Dub Pistols are hitting Cardiff's Millennium Music Hall on Saturday 3rd April.

Barry Ashworth and Jason O'Bryan have spent the best part of a decade at the forefront of Beats culture. From their early singles for Concrete Records to their genre defying 'Six Million Ways To Live' long player, the Dub Pistols have always added a much needed Rock n Roll swagger to the UK's dance scene. Chewing up hip-hop, dub, techno, ska and punk and spitting them out in a renegade futuristic skank they have consistently defied categorisation and exceeded the highest of expectations.

Their genre-mashing abilities have led to remix work for the likes of Moby, Crystal Method, Limp Bizkit, Bono, Korn & Ian Brown, and has seen them work with hip-hop legend Busta Rhymes on 'One', a track for the Blade 2 soundtrack and 'Molotov' on the Y Tu Mama Tambien soundtrack.
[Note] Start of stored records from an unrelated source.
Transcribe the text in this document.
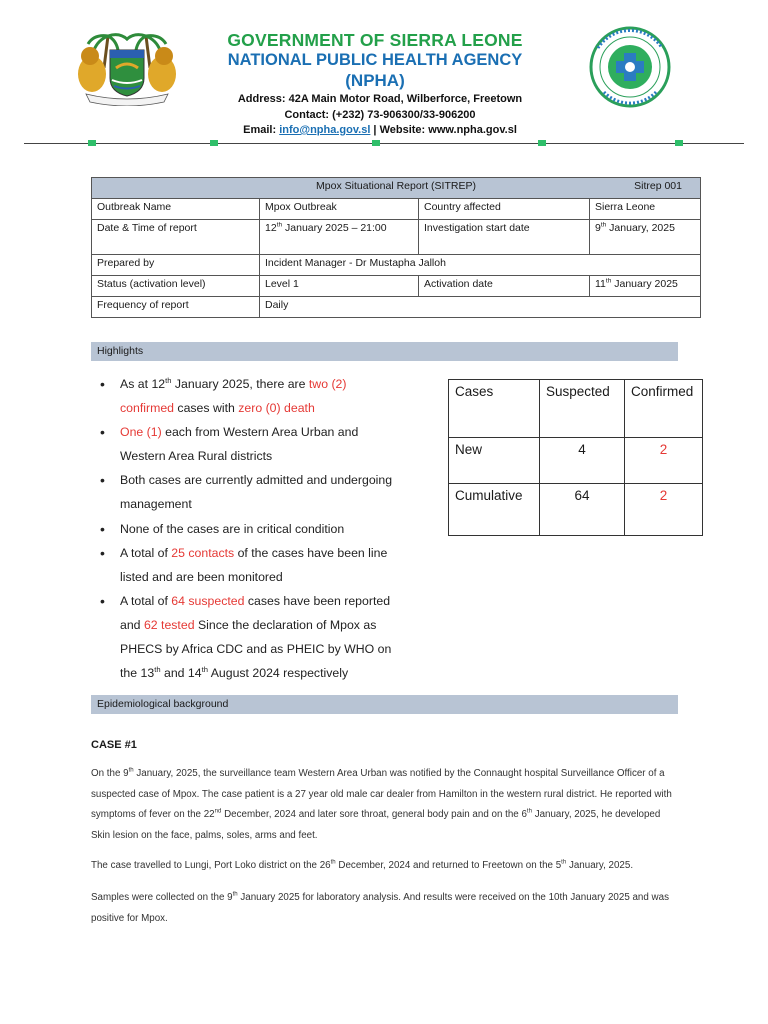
GOVERNMENT OF SIERRA LEONE
NATIONAL PUBLIC HEALTH AGENCY
(NPHA)
Address: 42A Main Motor Road, Wilberforce, Freetown
Contact: (+232) 73-906300/33-906200
Email: info@npha.gov.sl | Website: www.npha.gov.sl
Mpox Situational Report (SITREP) Sitrep 001			

Outbreak Name	Mpox Outbreak	Country affected	Sierra Leone
Date & Time of report	12th January 2025 – 21:00	Investigation start date	9th January, 2025
Prepared by	Incident Manager - Dr Mustapha Jalloh		
Status (activation level)	Level 1	Activation date	11th January 2025
Frequency of report	Daily		
Highlights
• As at 12th January 2025, there are two (2) confirmed cases with zero (0) death
• One (1) each from Western Area Urban and Western Area Rural districts
• Both cases are currently admitted and undergoing management
• None of the cases are in critical condition
• A total of 25 contacts of the cases have been line listed and are been monitored
• A total of 64 suspected cases have been reported and 62 tested Since the declaration of Mpox as PHECS by Africa CDC and as PHEIC by WHO on the 13th and 14th August 2024 respectively
Cases	Suspected	Confirmed
New	4	2
Cumulative	64	2
Epidemiological background
CASE #1

On the 9th January, 2025, the surveillance team Western Area Urban was notified by the Connaught hospital Surveillance Officer of a suspected case of Mpox. The case patient is a 27 year old male car dealer from Hamilton in the western rural district. He reported with symptoms of fever on the 22nd December, 2024 and later sore throat, general body pain and on the 6th January, 2025, he developed Skin lesion on the face, palms, soles, arms and feet.

The case travelled to Lungi, Port Loko district on the 26th December, 2024 and returned to Freetown on the 5th January, 2025.

Samples were collected on the 9th January 2025 for laboratory analysis. And results were received on the 10th January 2025 and was positive for Mpox.
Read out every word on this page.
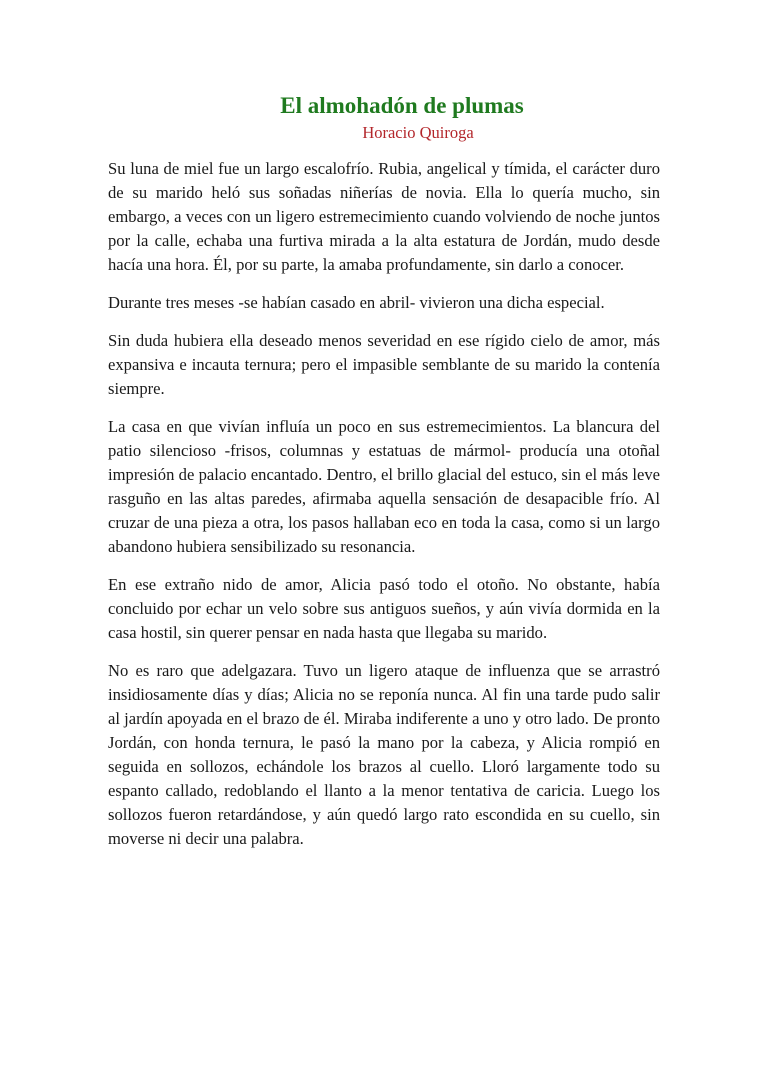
El almohadón de plumas
Horacio Quiroga

Su luna de miel fue un largo escalofrío. Rubia, angelical y tímida, el carácter duro de su marido heló sus soñadas niñerías de novia. Ella lo quería mucho, sin embargo, a veces con un ligero estremecimiento cuando volviendo de noche juntos por la calle, echaba una furtiva mirada a la alta estatura de Jordán, mudo desde hacía una hora. Él, por su parte, la amaba profundamente, sin darlo a conocer.

Durante tres meses -se habían casado en abril- vivieron una dicha especial.

Sin duda hubiera ella deseado menos severidad en ese rígido cielo de amor, más expansiva e incauta ternura; pero el impasible semblante de su marido la contenía siempre.

La casa en que vivían influía un poco en sus estremecimientos. La blancura del patio silencioso -frisos, columnas y estatuas de mármol- producía una otoñal impresión de palacio encantado. Dentro, el brillo glacial del estuco, sin el más leve rasguño en las altas paredes, afirmaba aquella sensación de desapacible frío. Al cruzar de una pieza a otra, los pasos hallaban eco en toda la casa, como si un largo abandono hubiera sensibilizado su resonancia.

En ese extraño nido de amor, Alicia pasó todo el otoño. No obstante, había concluido por echar un velo sobre sus antiguos sueños, y aún vivía dormida en la casa hostil, sin querer pensar en nada hasta que llegaba su marido.

No es raro que adelgazara. Tuvo un ligero ataque de influenza que se arrastró insidiosamente días y días; Alicia no se reponía nunca. Al fin una tarde pudo salir al jardín apoyada en el brazo de él. Miraba indiferente a uno y otro lado. De pronto Jordán, con honda ternura, le pasó la mano por la cabeza, y Alicia rompió en seguida en sollozos, echándole los brazos al cuello. Lloró largamente todo su espanto callado, redoblando el llanto a la menor tentativa de caricia. Luego los sollozos fueron retardándose, y aún quedó largo rato escondida en su cuello, sin moverse ni decir una palabra.
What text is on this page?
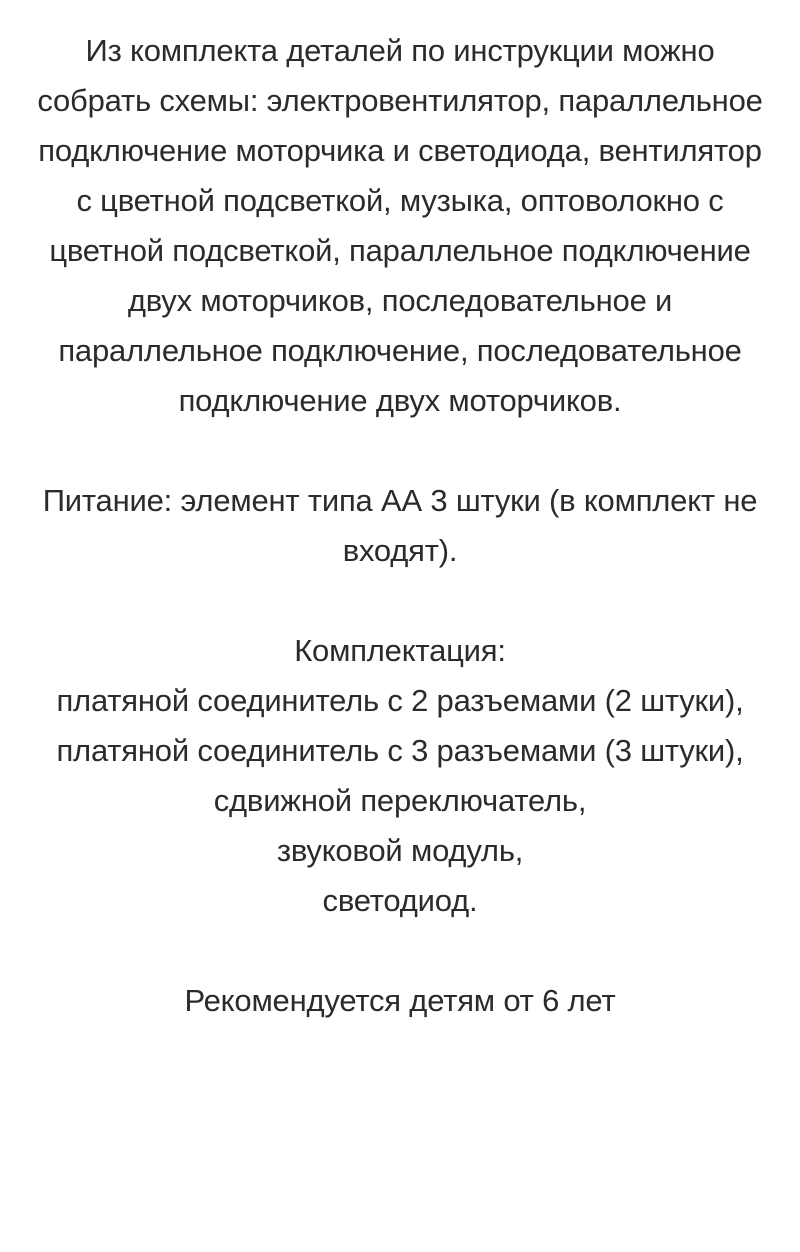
Из комплекта деталей по инструкции можно собрать схемы: электровентилятор, параллельное подключение моторчика и светодиода, вентилятор с цветной подсветкой, музыка, оптоволокно с цветной подсветкой, параллельное подключение двух моторчиков, последовательное и параллельное подключение, последовательное подключение двух моторчиков.

Питание: элемент типа АА 3 штуки (в комплект не входят).

Комплектация:
платяной соединитель с 2 разъемами (2 штуки),
платяной соединитель с 3 разъемами (3 штуки),
сдвижной переключатель,
звуковой модуль,
светодиод.

Рекомендуется детям от 6 лет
In recent years the band has mutated from a studio based duo into a fully fledged live act often featuring the talents of guest vocalists UK Hip Hop don Rodney P, the maverick and mercurial former Specials front man Terry Hall, US rap wünderkind T.K., as well as Sugardaddy horn-blower Tim Hutton and scratch maestro DJ Stix.

Their third album 'Speakers And Tweeters', released on 9th April 2007, through Rob da Bank's Sunday Best label, is a consummate statement of intent. Their most accessible to date, the album's 13 tracks draw on a rich tapestry of influences, weaving tight beats and even tighter rhymes into a refined and assured set. The stirring chords and laid-back beats of 'Speed of Light', featuring guest vocalist Blade's skilful flow, opens the album in style. An inspired cover of Punk legends The Stranglers' claNextssic 'Peaches', immediately grabs the attention, with the vocal dexterities of guest vocalists Rodney P and Terry Hall taking centre stage, before the pumping, angular funk of the album's title track 'Speakers And Tweeters' takes hold. A deeply ingrained skank runs throughout the album, as ably demonstrated on the horn-driven 'Running From The Thoughts'.